Type: Poster Sessions

Abstract Category: N/A

Background: In multiple sclerosis (MS), remyelination of cortical demyelinated lesions has been shown to be more efficient than remyelination of white matter plaques. However, remyelination in the cortex is difficult to detect immunohistochemically, and it is still not clear when cortical remyelination is most efficient.
Methods: In the present work we utilized a recently characterized protein, breast cancer-associated sequence 1 (BCAS1), that identifies actively myelinating oligodendrocytes during development and in disease. We specifically focused on cortical demyelination in early as well as late-stage MS and analyzed biopsy and autopsy tissue, respectively. We performed multi-fluorescent immunolabellings with antibodies against BCAS1 and myelin proteins. In addition, we assessed the time course of BCAS1-positive cell densities in a recently developed mouse model, where cytokine injection leads to robust focal cortical demyelination.
Results: We identified numerous BCAS1-positive oligodendrocytes in cortical demyelinating lesions of patients early in the disease course, and the density of BCAS1-positive cells in these patients exceeded that in late stage disease.
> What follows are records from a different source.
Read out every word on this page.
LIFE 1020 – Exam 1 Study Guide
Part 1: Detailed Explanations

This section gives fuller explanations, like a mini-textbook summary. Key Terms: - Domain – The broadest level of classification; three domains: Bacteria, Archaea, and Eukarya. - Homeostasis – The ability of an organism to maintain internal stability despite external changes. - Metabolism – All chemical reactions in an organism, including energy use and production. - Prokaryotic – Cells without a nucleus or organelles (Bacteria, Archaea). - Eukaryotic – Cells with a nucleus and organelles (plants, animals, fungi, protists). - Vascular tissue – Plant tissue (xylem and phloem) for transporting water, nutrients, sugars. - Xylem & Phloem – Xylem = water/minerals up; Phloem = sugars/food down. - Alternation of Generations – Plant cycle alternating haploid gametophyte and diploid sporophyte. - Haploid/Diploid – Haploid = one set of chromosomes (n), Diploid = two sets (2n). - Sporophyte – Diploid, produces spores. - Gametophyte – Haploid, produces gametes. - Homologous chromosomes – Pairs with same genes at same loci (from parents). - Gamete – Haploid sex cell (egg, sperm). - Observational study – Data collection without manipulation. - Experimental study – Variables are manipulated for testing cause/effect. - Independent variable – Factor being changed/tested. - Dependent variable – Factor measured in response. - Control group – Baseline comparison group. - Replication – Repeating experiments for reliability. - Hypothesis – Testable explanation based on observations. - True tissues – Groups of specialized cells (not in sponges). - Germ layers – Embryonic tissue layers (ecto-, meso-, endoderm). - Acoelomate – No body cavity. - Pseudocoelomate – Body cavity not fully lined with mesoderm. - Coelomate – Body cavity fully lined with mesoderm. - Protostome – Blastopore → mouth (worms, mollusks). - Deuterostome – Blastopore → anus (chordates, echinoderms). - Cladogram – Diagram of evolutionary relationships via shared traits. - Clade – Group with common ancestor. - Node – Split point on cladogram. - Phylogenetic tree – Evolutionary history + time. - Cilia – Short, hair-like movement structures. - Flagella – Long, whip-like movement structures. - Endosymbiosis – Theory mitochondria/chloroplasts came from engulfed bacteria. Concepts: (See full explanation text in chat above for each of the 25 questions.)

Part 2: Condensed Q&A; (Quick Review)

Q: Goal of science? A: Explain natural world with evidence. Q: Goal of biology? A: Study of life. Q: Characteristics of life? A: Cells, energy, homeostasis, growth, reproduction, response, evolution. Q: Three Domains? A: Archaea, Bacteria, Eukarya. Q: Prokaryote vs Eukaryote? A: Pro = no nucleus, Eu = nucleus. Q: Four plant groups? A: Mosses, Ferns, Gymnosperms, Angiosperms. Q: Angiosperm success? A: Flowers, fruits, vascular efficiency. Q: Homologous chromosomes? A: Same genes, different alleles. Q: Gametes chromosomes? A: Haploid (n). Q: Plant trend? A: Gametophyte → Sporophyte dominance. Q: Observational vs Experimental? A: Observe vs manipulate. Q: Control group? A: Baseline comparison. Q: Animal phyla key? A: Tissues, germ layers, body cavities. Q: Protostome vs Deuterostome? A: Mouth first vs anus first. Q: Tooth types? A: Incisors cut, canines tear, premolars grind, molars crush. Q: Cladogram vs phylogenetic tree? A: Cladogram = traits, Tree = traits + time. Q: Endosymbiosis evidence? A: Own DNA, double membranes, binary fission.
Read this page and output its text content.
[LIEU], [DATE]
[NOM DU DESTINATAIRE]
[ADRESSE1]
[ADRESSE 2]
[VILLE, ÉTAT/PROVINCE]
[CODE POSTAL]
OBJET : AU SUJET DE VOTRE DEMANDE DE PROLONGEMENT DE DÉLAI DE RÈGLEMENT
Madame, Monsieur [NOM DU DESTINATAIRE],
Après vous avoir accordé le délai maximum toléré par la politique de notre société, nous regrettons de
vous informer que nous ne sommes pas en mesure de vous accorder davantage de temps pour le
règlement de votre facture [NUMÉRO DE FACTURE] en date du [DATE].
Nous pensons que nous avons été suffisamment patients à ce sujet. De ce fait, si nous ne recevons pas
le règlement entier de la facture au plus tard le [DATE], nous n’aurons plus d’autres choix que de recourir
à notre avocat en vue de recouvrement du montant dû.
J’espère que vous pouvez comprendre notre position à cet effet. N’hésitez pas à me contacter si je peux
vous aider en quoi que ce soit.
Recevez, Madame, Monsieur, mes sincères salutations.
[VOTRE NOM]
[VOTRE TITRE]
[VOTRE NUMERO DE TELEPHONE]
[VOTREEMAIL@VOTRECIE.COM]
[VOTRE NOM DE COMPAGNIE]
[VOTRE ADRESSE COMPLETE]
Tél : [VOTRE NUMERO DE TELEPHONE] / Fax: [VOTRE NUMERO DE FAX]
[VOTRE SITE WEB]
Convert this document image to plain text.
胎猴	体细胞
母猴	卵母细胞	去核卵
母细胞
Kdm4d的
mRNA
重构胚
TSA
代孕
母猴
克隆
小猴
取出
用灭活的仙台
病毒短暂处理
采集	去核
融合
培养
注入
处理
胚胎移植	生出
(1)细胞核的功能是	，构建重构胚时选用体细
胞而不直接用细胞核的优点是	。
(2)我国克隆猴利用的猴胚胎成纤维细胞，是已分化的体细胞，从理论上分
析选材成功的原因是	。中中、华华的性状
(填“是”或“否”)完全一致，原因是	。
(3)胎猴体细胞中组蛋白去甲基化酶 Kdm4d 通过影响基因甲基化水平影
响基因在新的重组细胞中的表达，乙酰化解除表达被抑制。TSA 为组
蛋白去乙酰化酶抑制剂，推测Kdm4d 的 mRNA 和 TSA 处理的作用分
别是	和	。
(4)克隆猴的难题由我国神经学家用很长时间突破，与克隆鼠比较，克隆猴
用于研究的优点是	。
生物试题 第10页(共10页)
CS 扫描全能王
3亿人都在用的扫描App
Determining the fraction of BCAS1-positive cells with a myelinating morphology enabled a clear distinction of remyelination from incomplete cortical demyelination. In areas with cortical remyelination, BCAS1-positive myelinating cells in part expressed MAG, but not MBP or PLP. After experimental cortical demyelination, BCAS1-positive oligodendrocytes reached their highest values 5 days after injection and then decreased 10 and 20 days thereafter, reflecting the course of remyelination.
Conclusion: Our results highlight the cortex as a prime site of lesion formation and repair in MS and demonstrate BCAS1 as a highly useful cellular marker protein to identify active, ongoing cortical remyelination.
Disclosure:
Franziska van der Meer: nothing to disclose Christina Sergiou: nothing to disclose
Claudia Wrzos: nothing to disclose
Anne Winkler: nothing to disclose
Stefan Nessler: received research support from TEVA
Mikael Simons: nothing to disclose
Christine Stadelmann: She received honoraria for speaking and travel reimbursement from Novartis Pharma GmbH, Merck, Teva Pharmaceutical Industries Ltd., Biogen, and Bayer Health Care. She served on scientific advisory boards of Novartis, Merck, Roche, and Teva. She received research support from Teva. She is a member of the editoral board of Neurology: Neuroimmunology & Neuroinflammation.